I always got the feeling with Ideon and Dunbine were viewed by the anime-viewing public as 'the things Tomino is doing before he gets back to Gundam'.
No, these shows were both really big hits in their own right if you go back and look at anime magazines published at the time. Ideon had its own fan convention at one point, if I recall correctly. Dunbine spawned tons of merchandise that lasted throughout the 80s.
The reason why Gundam got franchise treatment and Tomino's other stuff didn't was largely driven by the success of Bandai's Gundam model kits. Bandai had difficulty selling kits based on other IP and eventually wheedled a sequel out of Tomino and Sunrise after the compilation movies and reruns did well.
Once Bandai got the first sequel, they got more, and then they just up and bought Sunrise... and the rest is history, pretty much. I personally don't think it's coincidental that the explosion of creativity in 80s mecha shows begins to rapidly dry up after Zeta Gundam comes out.
The genre is a shell of itself by 1988 and you don't see signs of the next big mecha boom-- which was very very kid-oriented-- until 1990. Evangelion arguably picks the genre's development back up where L-Gaim and Five Star Stories left it, but Evangelion is arguably a lot of things.
Eva, on the other hand, was viewed as 'THIS IS THE NEXT BIG THING'. Presentation is 8/10ths of selling a property.

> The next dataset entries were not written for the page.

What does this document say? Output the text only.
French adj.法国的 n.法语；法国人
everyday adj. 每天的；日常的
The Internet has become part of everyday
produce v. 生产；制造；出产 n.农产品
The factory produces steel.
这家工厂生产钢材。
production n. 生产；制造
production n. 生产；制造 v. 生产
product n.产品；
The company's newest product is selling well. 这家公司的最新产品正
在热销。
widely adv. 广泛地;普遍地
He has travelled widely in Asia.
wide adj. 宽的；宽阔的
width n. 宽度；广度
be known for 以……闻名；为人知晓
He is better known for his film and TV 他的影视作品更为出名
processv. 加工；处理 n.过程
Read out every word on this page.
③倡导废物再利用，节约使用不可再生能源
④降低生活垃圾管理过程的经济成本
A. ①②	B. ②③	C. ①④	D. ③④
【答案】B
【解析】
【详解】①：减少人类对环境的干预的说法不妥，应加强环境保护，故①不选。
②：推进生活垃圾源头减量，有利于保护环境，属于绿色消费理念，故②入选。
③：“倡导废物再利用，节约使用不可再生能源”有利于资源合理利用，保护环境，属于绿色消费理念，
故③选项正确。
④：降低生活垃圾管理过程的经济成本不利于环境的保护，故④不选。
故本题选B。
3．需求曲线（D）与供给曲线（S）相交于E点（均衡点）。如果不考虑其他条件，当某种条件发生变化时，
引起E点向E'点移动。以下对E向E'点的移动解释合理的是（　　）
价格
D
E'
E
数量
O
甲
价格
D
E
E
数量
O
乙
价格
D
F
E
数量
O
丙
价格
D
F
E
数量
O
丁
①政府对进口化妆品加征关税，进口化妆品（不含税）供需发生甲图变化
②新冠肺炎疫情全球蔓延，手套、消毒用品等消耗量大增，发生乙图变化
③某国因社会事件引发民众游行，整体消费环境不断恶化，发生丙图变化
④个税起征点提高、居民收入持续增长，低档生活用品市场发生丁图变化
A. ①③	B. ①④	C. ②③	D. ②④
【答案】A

This is not true. Evangelion wasn't promoted heavily prior to release in Japan and wasn't expected to be such a huge hit. This lead directly to GAINAX's big accounting scandal in 1999, the company at the time just wasn't equipped to deal with all the money Evangelion was making.
Evangelion happened because TV Tokyo commissioned a mecha show from GAINAX that was expected to be in the vein of other shows popular at the time, like Macross 7 and Iron Leaguer. GAINAX was a niche studio at the time and most of Evangelion's early popularity was driven by pure word-of-mouth buzz.
Now, the US release of Evangelion was hyped to the moon, but based largely on its already-staggering and unexpected Japanese success. Evangelion bore no resemblance to anything other anime airing in Japan
at the time. It was much like Twin Peaks in the US, people tuned in just to try and figure out what the hell was going on.